Joseph T. Pearson (1876 – 1951)
Born in Philadelphia, one of ten children. He attended the Pennsylvania Academy of Fine art studying with William Merritt Chase, he would later teach at the Academy. Most scholars and the art-collecting public have forgotten Joseph Thurman Pearson, Jr., but during his lifetime, he was a renowned artist, winning prizes at all of the leading art institutions of the day. He was also a teacher at the Pennsylvania Academy of the Fine Arts. He was equally adept at landscapes, portraiture and in painting still life.
Pearson was born in Germantown, Pennsylvania in 1876, the son of Joseph T. Pearson, Sr., a box manufacturer. He was one of eight children, and his father attempted to bring him into the business, but his attempt failed. With his son’s interest in drawing, the elder Pearson had his son begin work in the office of Wilson Eyre, a Philadelphia architect and sculptor.
Eyre recognized young Joseph’s talent and recommended that he study art. Attending the Pennsylvania Academy, Pearson studied with two icons of American Impressionism, William Merritt Chase and Julian Weir, the latter being a major influence on his life.
In 1901, Pearson traveled to study the hard-edge technique of the Munich School in Germany and spent his summer in Italy and Spain.
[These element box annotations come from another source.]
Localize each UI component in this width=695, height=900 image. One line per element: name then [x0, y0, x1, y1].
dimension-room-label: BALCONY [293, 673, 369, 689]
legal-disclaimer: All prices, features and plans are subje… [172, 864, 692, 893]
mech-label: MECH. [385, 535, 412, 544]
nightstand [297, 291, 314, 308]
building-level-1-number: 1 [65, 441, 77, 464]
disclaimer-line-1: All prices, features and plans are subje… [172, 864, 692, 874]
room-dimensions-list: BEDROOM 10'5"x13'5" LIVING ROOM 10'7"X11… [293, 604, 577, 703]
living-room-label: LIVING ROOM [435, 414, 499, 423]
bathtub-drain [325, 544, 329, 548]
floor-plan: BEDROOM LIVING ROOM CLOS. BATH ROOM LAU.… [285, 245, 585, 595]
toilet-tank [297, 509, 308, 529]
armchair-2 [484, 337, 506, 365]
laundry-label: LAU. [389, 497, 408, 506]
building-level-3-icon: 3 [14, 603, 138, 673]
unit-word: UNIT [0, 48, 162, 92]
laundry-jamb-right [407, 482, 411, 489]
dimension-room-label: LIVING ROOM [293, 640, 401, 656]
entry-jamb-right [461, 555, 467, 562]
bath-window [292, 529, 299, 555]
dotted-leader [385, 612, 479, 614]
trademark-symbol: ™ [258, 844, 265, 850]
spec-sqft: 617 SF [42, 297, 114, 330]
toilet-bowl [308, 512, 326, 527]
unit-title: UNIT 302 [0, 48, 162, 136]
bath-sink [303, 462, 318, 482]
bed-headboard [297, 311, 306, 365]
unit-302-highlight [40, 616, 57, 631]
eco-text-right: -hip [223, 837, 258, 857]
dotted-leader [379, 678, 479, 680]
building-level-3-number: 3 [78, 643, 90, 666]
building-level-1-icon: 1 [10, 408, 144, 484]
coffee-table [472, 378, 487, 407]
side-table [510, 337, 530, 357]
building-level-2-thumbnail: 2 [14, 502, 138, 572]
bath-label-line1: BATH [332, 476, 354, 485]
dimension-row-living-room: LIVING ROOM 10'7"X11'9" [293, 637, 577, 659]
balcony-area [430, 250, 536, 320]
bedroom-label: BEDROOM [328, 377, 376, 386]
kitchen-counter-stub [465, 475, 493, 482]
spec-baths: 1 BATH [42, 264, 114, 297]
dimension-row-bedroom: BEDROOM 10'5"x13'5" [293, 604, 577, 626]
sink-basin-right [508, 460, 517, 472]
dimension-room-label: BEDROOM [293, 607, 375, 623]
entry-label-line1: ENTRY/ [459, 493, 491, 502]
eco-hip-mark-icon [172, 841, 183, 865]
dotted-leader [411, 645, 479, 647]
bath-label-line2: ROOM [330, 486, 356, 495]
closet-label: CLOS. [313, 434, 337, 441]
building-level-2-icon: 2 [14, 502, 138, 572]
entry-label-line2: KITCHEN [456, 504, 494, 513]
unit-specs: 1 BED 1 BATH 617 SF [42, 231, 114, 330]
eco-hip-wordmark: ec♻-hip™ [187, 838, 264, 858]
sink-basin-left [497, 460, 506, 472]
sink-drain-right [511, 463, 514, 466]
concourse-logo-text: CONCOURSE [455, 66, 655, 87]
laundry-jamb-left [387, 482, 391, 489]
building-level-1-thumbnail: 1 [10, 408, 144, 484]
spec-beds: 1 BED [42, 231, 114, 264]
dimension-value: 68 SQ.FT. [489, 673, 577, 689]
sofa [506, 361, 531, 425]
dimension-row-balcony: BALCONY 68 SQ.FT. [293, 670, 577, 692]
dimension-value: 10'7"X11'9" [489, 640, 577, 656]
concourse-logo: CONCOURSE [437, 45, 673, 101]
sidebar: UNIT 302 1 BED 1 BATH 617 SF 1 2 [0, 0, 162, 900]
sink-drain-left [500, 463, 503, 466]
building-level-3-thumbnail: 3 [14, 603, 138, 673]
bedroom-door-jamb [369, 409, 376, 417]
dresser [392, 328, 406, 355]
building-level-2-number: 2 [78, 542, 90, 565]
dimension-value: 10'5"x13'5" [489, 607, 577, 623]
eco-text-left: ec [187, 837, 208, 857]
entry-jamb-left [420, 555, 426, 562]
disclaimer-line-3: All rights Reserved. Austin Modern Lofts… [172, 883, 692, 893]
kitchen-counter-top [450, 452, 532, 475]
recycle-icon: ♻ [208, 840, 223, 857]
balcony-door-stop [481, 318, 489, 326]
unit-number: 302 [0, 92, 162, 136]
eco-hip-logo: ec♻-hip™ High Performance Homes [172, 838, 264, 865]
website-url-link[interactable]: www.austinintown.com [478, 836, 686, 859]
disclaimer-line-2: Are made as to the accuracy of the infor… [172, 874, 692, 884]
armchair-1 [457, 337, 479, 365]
In Madrid, he was exposed to the painting of Diego Velasquez, and like Chase before him, the dramatic effect of Velasquez’s portraiture would have a lasting effect on his art. Several copies of Velasquez’s work are noted in Pearson’s estate inventory.
Pearson returned to study with Weir in 1907 – 1908, and in 1909, he was made an instructor at the Pennsylvania Academy; where, except for a brief absence in 1922 – 1923, he taught for twenty-five years.
Like his contemporary associate, Daniel Garber, Pearson’s strongest portraiture work is of his family. He executed early portraits of his wife and his mother, and accomplished later portraits of his daughters.
His early exhibition history features portraiture, but his first award-wining success reflected Pearson’s interest in the outdoors, particularly pictures of waterfowl: ducks and geese. His paintings, like the outdoors, are large. Paintings from this period include “The Pheasant Hunters” depicting a hunter and his dogs, and “Ducks in a Marsh,” for which he received an Honorable Mention at the International Exhibit at the Carnegie and an Honorable Mention at the Pennsylvania Academy, both in 1911.
In both works, he captures a moment in history. In the former, it’s a hunter getting himself and his dogs ready for the hunt; in the latter, ducks swimming and feeding in a marsh.
His landscape painting won recognition at the Pennsylvania Academy in 1911 and at the National Academy of Design in 1915 and 1918. In 1916, his painting of Peking ducks next to a river titled “On the Valley,” won the Temple award for the best painting in the exhibition and the Stotesbury Cash Award for the painting making the most contribution to the exhibit at the Academy Annual.
He followed this success with the painting that became recognized as his best work, a picture of The Twins, Virginia and Jane. This work was a critical success, winning the Beck medal for outstanding portraiture at the Academy Annual in 1917, and the Potter-Palmer Award of $ 1,000 at the Chicago Art Institute Annual of 1918.
Pearson was elected an Associate of the National Academy in 1917 and a full member in 1919.